Apr. 6, 2023, 9:15 AM

by Bill Snyder

Cells in the body communicate by sending and receiving protein and genetic information packaged in extracellular vesicles and nanoparticles, including exomeres and supermeres. 

This complex transport system is important not only in health, but in disorders as diverse as cancer, cardiovascular disease and Alzheimer’s disease. For example, cancer-derived supermeres may amplify resistance to chemotherapy drugs by delivering genetic instructions carried in their RNA cargo to other cancer cells.  

Until recently it has been difficult to distinguish one nanoparticle from another and to identify their cargo.

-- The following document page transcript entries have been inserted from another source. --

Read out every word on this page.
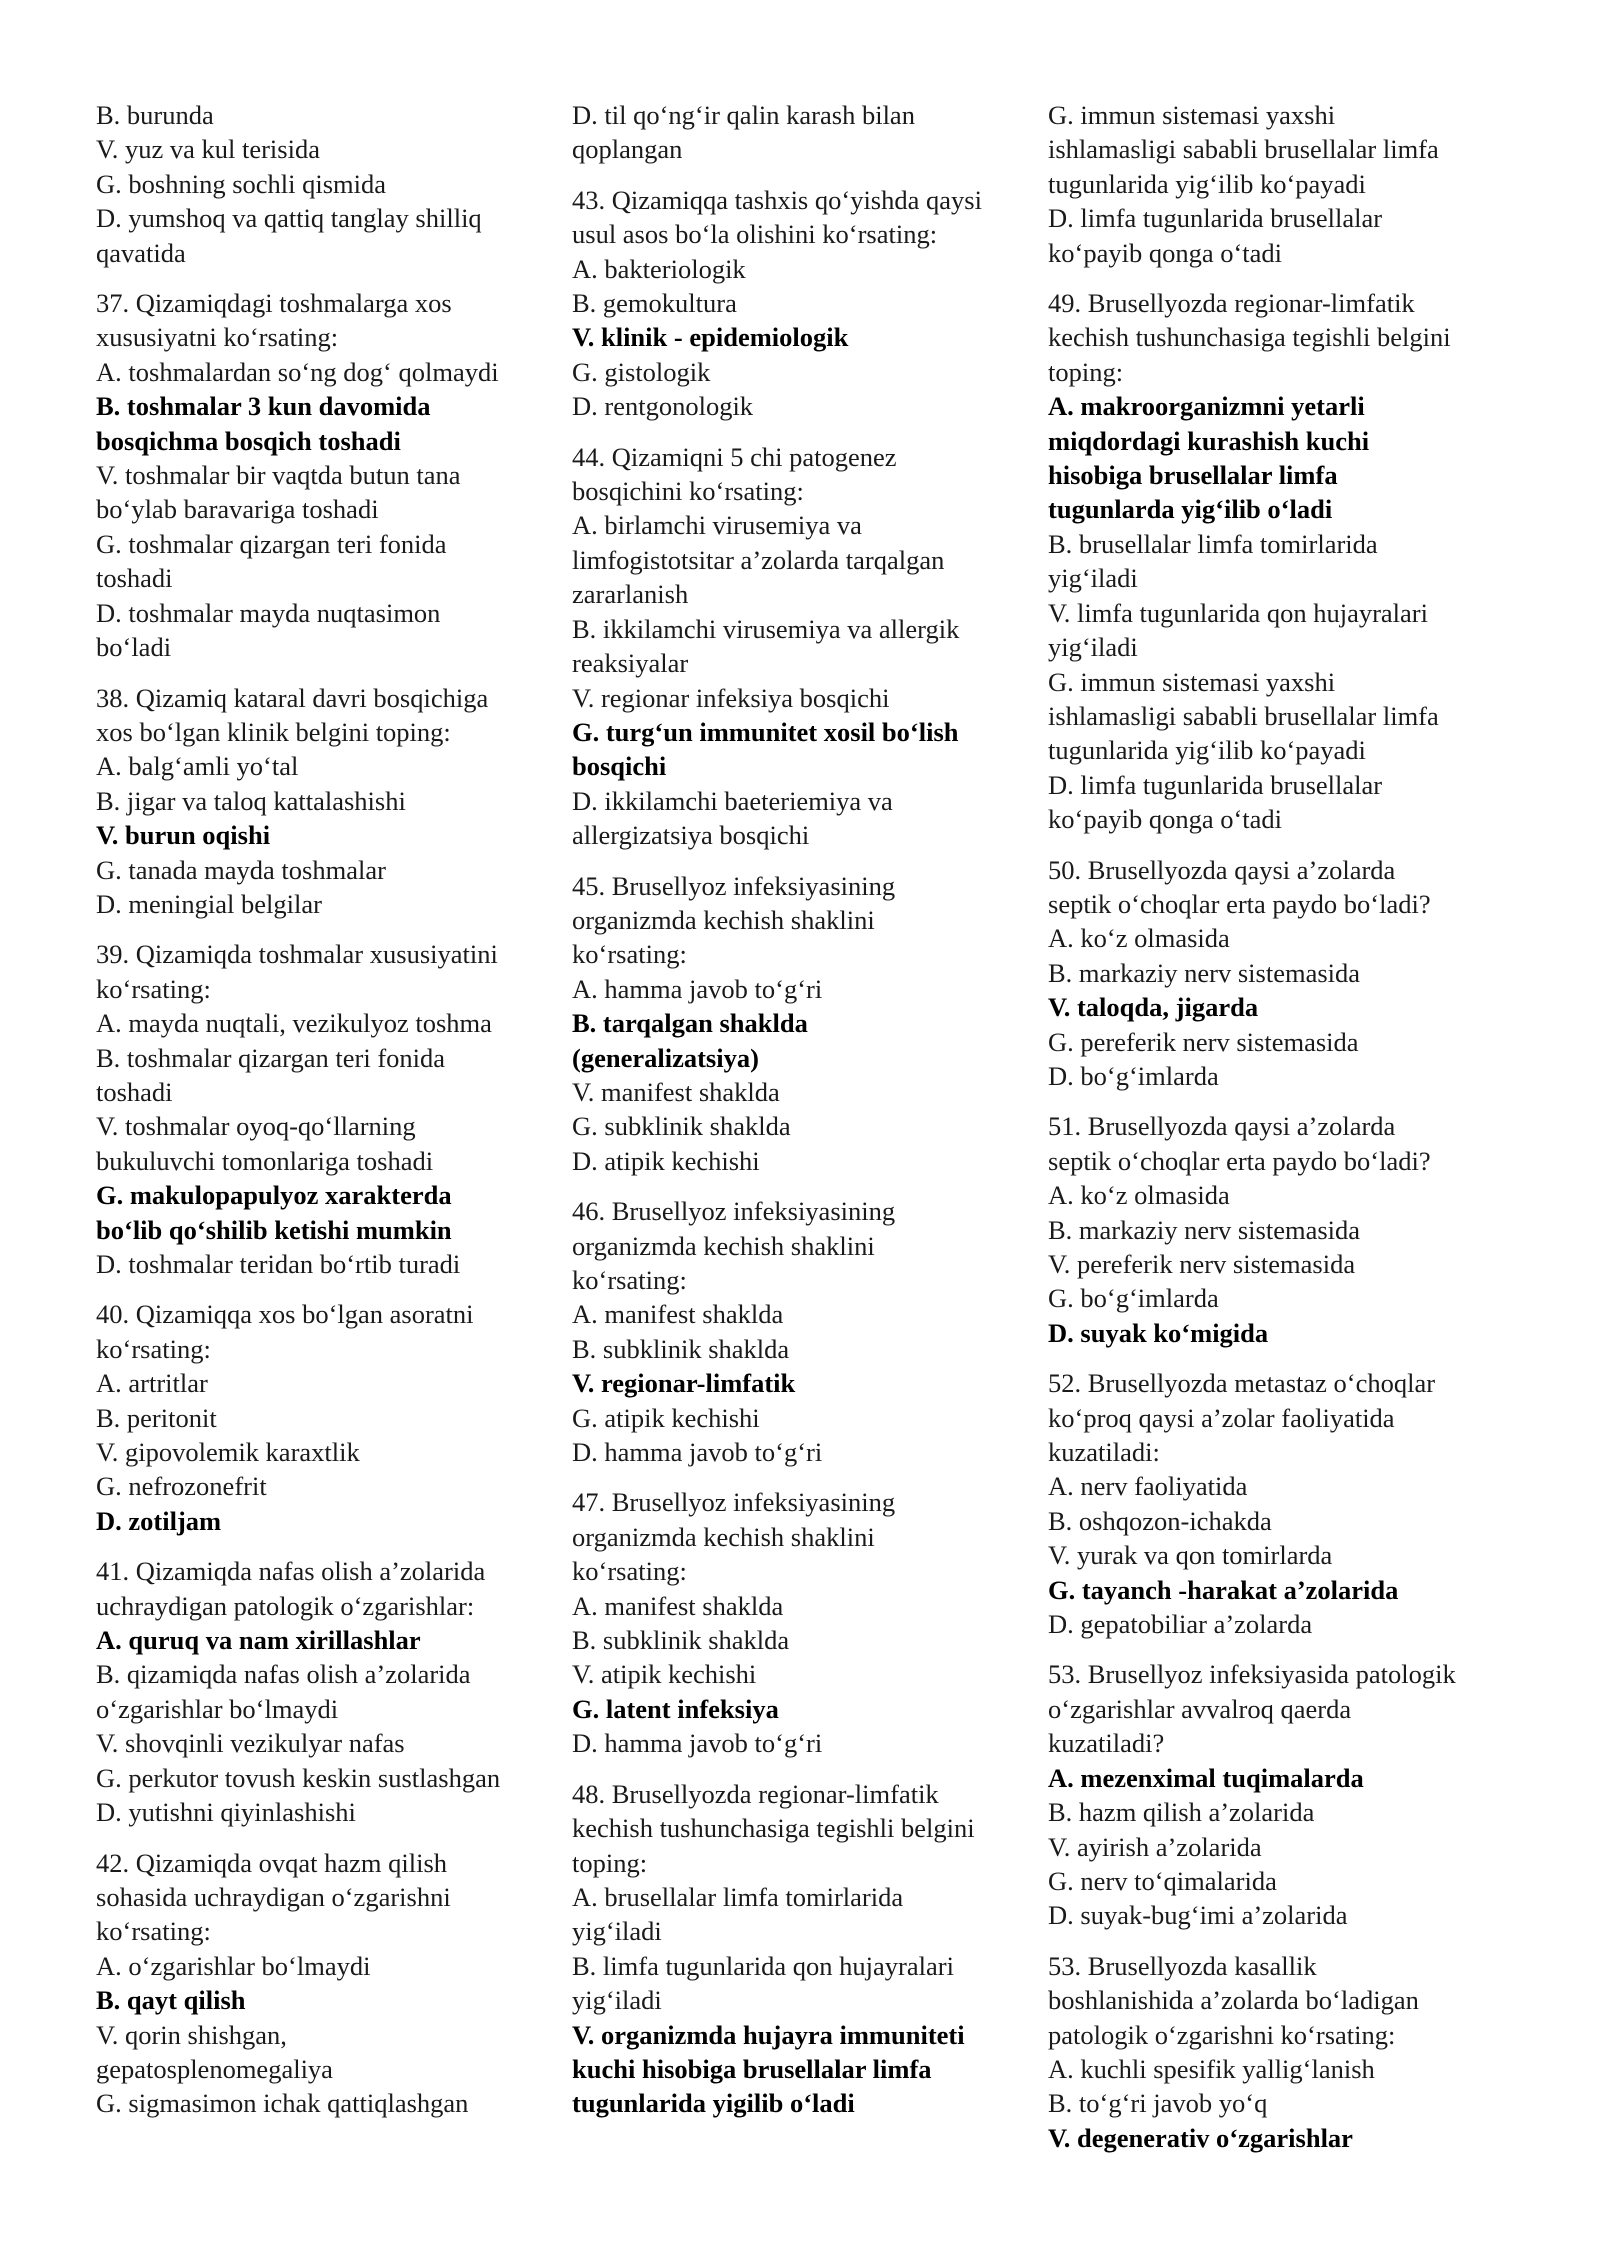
B. burunda
V. yuz va kul terisida
G. boshning sochli qismida
D. yumshoq va qattiq tanglay shilliq
qavatida
37. Qizamiqdagi toshmalarga xos
xususiyatni ko‘rsating:
A. toshmalardan so‘ng dog‘ qolmaydi
B. toshmalar 3 kun davomida
bosqichma bosqich toshadi
V. toshmalar bir vaqtda butun tana
bo‘ylab baravariga toshadi
G. toshmalar qizargan teri fonida
toshadi
D. toshmalar mayda nuqtasimon
bo‘ladi
38. Qizamiq kataral davri bosqichiga
xos bo‘lgan klinik belgini toping:
A. balg‘amli yo‘tal
B. jigar va taloq kattalashishi
V. burun oqishi
G. tanada mayda toshmalar
D. meningial belgilar
39. Qizamiqda toshmalar xususiyatini
ko‘rsating:
A. mayda nuqtali, vezikulyoz toshma
B. toshmalar qizargan teri fonida
toshadi
V. toshmalar oyoq-qo‘llarning
bukuluvchi tomonlariga toshadi
G. makulopapulyoz xarakterda
bo‘lib qo‘shilib ketishi mumkin
D. toshmalar teridan bo‘rtib turadi
40. Qizamiqqa xos bo‘lgan asoratni
ko‘rsating:
A. artritlar
B. peritonit
V. gipovolemik karaxtlik
G. nefrozonefrit
D. zotiljam
41. Qizamiqda nafas olish a’zolarida
uchraydigan patologik o‘zgarishlar:
A. quruq va nam xirillashlar
B. qizamiqda nafas olish a’zolarida
o‘zgarishlar bo‘lmaydi
V. shovqinli vezikulyar nafas
G. perkutor tovush keskin sustlashgan
D. yutishni qiyinlashishi
42. Qizamiqda ovqat hazm qilish
sohasida uchraydigan o‘zgarishni
ko‘rsating:
A. o‘zgarishlar bo‘lmaydi
B. qayt qilish
V. qorin shishgan,
gepatosplenomegaliya
G. sigmasimon ichak qattiqlashgan
D. til qo‘ng‘ir qalin karash bilan
qoplangan
43. Qizamiqqa tashxis qo‘yishda qaysi
usul asos bo‘la olishini ko‘rsating:
A. bakteriologik
B. gemokultura
V. klinik - epidemiologik
G. gistologik
D. rentgonologik
44. Qizamiqni 5 chi patogenez
bosqichini ko‘rsating:
A. birlamchi virusemiya va
limfogistotsitar a’zolarda tarqalgan
zararlanish
B. ikkilamchi virusemiya va allergik
reaksiyalar
V. regionar infeksiya bosqichi
G. turg‘un immunitet xosil bo‘lish
bosqichi
D. ikkilamchi baeteriemiya va
allergizatsiya bosqichi
45. Brusellyoz infeksiyasining
organizmda kechish shaklini
ko‘rsating:
A. hamma javob to‘g‘ri
B. tarqalgan shaklda
(generalizatsiya)
V. manifest shaklda
G. subklinik shaklda
D. atipik kechishi
46. Brusellyoz infeksiyasining
organizmda kechish shaklini
ko‘rsating:
A. manifest shaklda
B. subklinik shaklda
V. regionar-limfatik
G. atipik kechishi
D. hamma javob to‘g‘ri
47. Brusellyoz infeksiyasining
organizmda kechish shaklini
ko‘rsating:
A. manifest shaklda
B. subklinik shaklda
V. atipik kechishi
G. latent infeksiya
D. hamma javob to‘g‘ri
48. Brusellyozda regionar-limfatik
kechish tushunchasiga tegishli belgini
toping:
A. brusellalar limfa tomirlarida
yig‘iladi
B. limfa tugunlarida qon hujayralari
yig‘iladi
V. organizmda hujayra immuniteti
kuchi hisobiga brusellalar limfa
tugunlarida yigilib o‘ladi
G. immun sistemasi yaxshi
ishlamasligi sababli brusellalar limfa
tugunlarida yig‘ilib ko‘payadi
D. limfa tugunlarida brusellalar
ko‘payib qonga o‘tadi
49. Brusellyozda regionar-limfatik
kechish tushunchasiga tegishli belgini
toping:
A. makroorganizmni yetarli
miqdordagi kurashish kuchi
hisobiga brusellalar limfa
tugunlarda yig‘ilib o‘ladi
B. brusellalar limfa tomirlarida
yig‘iladi
V. limfa tugunlarida qon hujayralari
yig‘iladi
G. immun sistemasi yaxshi
ishlamasligi sababli brusellalar limfa
tugunlarida yig‘ilib ko‘payadi
D. limfa tugunlarida brusellalar
ko‘payib qonga o‘tadi
50. Brusellyozda qaysi a’zolarda
septik o‘choqlar erta paydo bo‘ladi?
A. ko‘z olmasida
B. markaziy nerv sistemasida
V. taloqda, jigarda
G. pereferik nerv sistemasida
D. bo‘g‘imlarda
51. Brusellyozda qaysi a’zolarda
septik o‘choqlar erta paydo bo‘ladi?
A. ko‘z olmasida
B. markaziy nerv sistemasida
V. pereferik nerv sistemasida
G. bo‘g‘imlarda
D. suyak ko‘migida
52. Brusellyozda metastaz o‘choqlar
ko‘proq qaysi a’zolar faoliyatida
kuzatiladi:
A. nerv faoliyatida
B. oshqozon-ichakda
V. yurak va qon tomirlarda
G. tayanch -harakat a’zolarida
D. gepatobiliar a’zolarda
53. Brusellyoz infeksiyasida patologik
o‘zgarishlar avvalroq qaerda
kuzatiladi?
A. mezenximal tuqimalarda
B. hazm qilish a’zolarida
V. ayirish a’zolarida
G. nerv to‘qimalarida
D. suyak-bug‘imi a’zolarida
53. Brusellyozda kasallik
boshlanishida a’zolarda bo‘ladigan
patologik o‘zgarishni ko‘rsating:
A. kuchli spesifik yallig‘lanish
B. to‘g‘ri javob yo‘q
V. degenerativ o‘zgarishlar
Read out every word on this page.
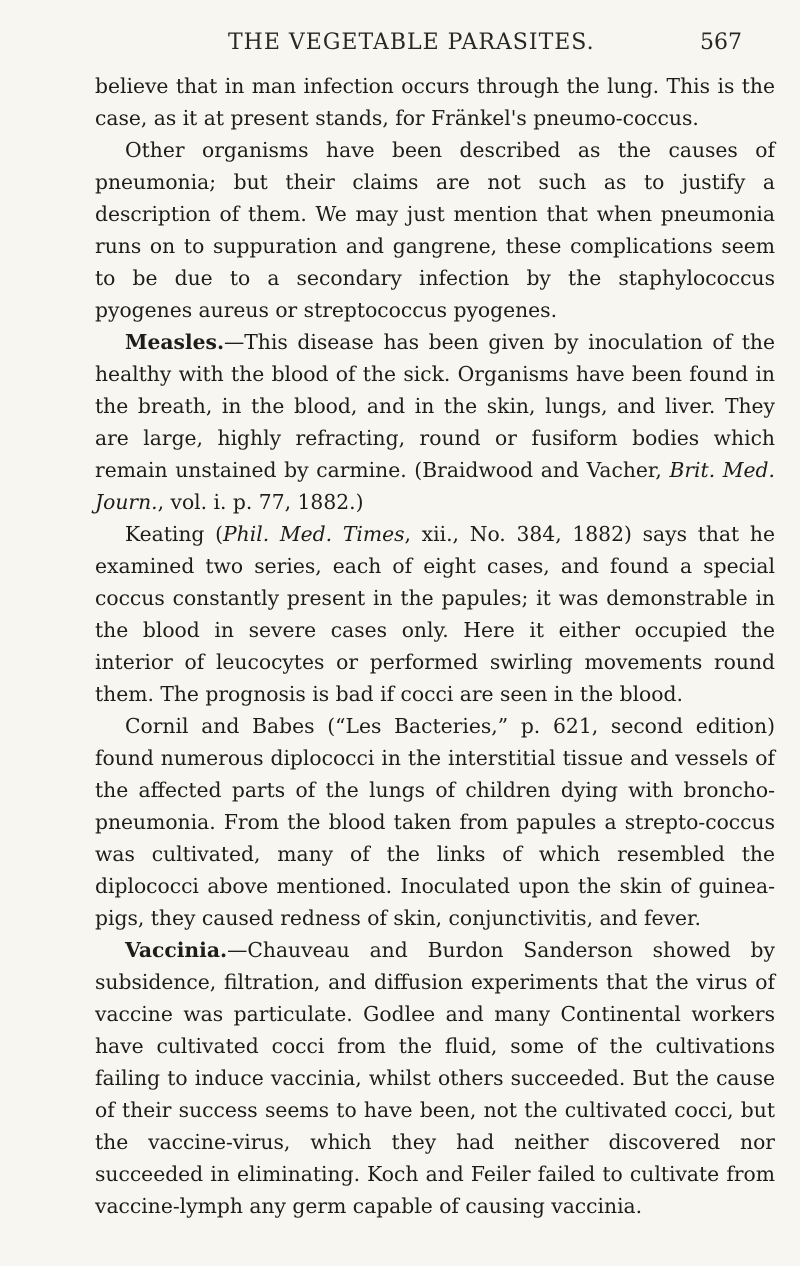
THE VEGETABLE PARASITES.	567

believe that in man infection occurs through the lung. This is the case, as it at present stands, for Fränkel's pneumo-coccus.

Other organisms have been described as the causes of pneumonia; but their claims are not such as to justify a description of them. We may just mention that when pneumonia runs on to suppuration and gangrene, these complications seem to be due to a secondary infection by the staphylococcus pyogenes aureus or streptococcus pyogenes.

Measles.—This disease has been given by inoculation of the healthy with the blood of the sick. Organisms have been found in the breath, in the blood, and in the skin, lungs, and liver. They are large, highly refracting, round or fusiform bodies which remain unstained by carmine. (Braidwood and Vacher, Brit. Med. Journ., vol. i. p. 77, 1882.)

Keating (Phil. Med. Times, xii., No. 384, 1882) says that he examined two series, each of eight cases, and found a special coccus constantly present in the papules; it was demonstrable in the blood in severe cases only. Here it either occupied the interior of leucocytes or performed swirling movements round them. The prognosis is bad if cocci are seen in the blood.

Cornil and Babes (“Les Bacteries,” p. 621, second edition) found numerous diplococci in the interstitial tissue and vessels of the affected parts of the lungs of children dying with broncho-pneumonia. From the blood taken from papules a strepto-coccus was cultivated, many of the links of which resembled the diplococci above mentioned. Inoculated upon the skin of guinea-pigs, they caused redness of skin, conjunctivitis, and fever.

Vaccinia.—Chauveau and Burdon Sanderson showed by subsidence, filtration, and diffusion experiments that the virus of vaccine was particulate. Godlee and many Continental workers have cultivated cocci from the fluid, some of the cultivations failing to induce vaccinia, whilst others succeeded. But the cause of their success seems to have been, not the cultivated cocci, but the vaccine-virus, which they had neither discovered nor succeeded in eliminating. Koch and Feiler failed to cultivate from vaccine-lymph any germ capable of causing vaccinia.
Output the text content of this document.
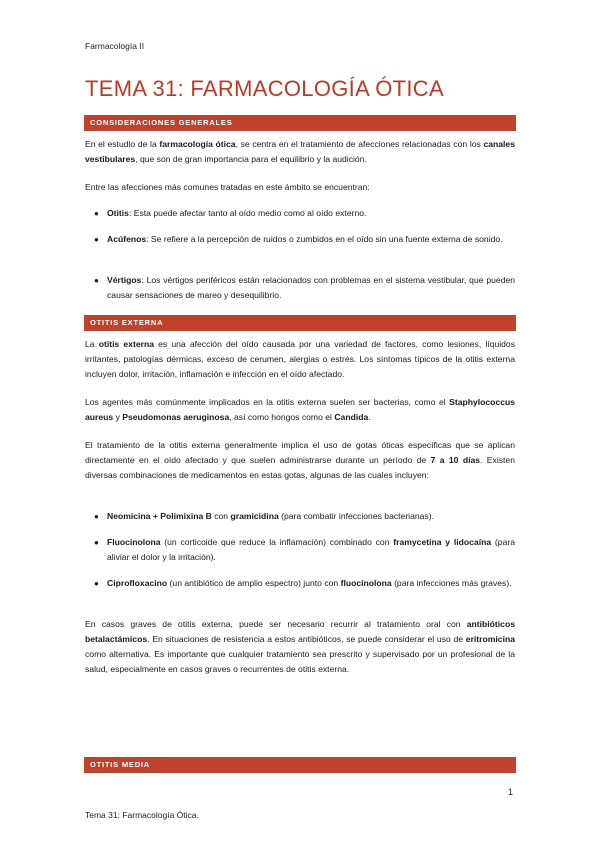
Farmacología II
TEMA 31: FARMACOLOGÍA ÓTICA
CONSIDERACIONES GENERALES

En el estudio de la farmacología ótica, se centra en el tratamiento de afecciones relacionadas con los canales vestibulares, que son de gran importancia para el equilibrio y la audición.

Entre las afecciones más comunes tratadas en este ámbito se encuentran:

● Otitis: Esta puede afectar tanto al oído medio como al oído externo.
● Acúfenos: Se refiere a la percepción de ruidos o zumbidos en el oído sin una fuente externa de sonido.
● Vértigos: Los vértigos periféricos están relacionados con problemas en el sistema vestibular, que pueden causar sensaciones de mareo y desequilibrio.
OTITIS EXTERNA

La otitis externa es una afección del oído causada por una variedad de factores, como lesiones, líquidos irritantes, patologías dérmicas, exceso de cerumen, alergias o estrés. Los síntomas típicos de la otitis externa incluyen dolor, irritación, inflamación e infección en el oído afectado.

Los agentes más comúnmente implicados en la otitis externa suelen ser bacterias, como el Staphylococcus aureus y Pseudomonas aeruginosa, así como hongos como el Candida.

El tratamiento de la otitis externa generalmente implica el uso de gotas óticas específicas que se aplican directamente en el oído afectado y que suelen administrarse durante un período de 7 a 10 días. Existen diversas combinaciones de medicamentos en estas gotas, algunas de las cuales incluyen:

● Neomicina + Polimixina B con gramicidina (para combatir infecciones bacterianas).
● Fluocinolona (un corticoide que reduce la inflamación) combinado con framycetina y lidocaína (para aliviar el dolor y la irritación).
● Ciprofloxacino (un antibiótico de amplio espectro) junto con fluocinolona (para infecciones más graves).

En casos graves de otitis externa, puede ser necesario recurrir al tratamiento oral con antibióticos betalactámicos. En situaciones de resistencia a estos antibióticos, se puede considerar el uso de eritromicina como alternativa. Es importante que cualquier tratamiento sea prescrito y supervisado por un profesional de la salud, especialmente en casos graves o recurrentes de otitis externa.

OTITIS MEDIA
1
Tema 31: Farmacología Ótica.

Reporting in Nature Protocols, Qin Zhang, PhD, Dennis Jeppesen, PhD, Robert Coffey, MD, and colleagues describe a method for sequentially isolating extracellular vesicles and nanoparticles from human cell lines and plasma.  

The method includes density-gradient centrifugation, and albumin depletion to remove albumin protein that masks other, less abundant proteins. This approach, the researchers conclude, will improve biomarker discovery and the identification of therapeutic targets.

Co-authors of the paper include James Higginbotham, PhD, and Jeffrey Franklin, PhD.  

The research was supported by National Institutes of Health grants CA197570, CA241685, CA229123, and CA236733, and by the Nicholas Tierney GI Cancer Memorial Fund.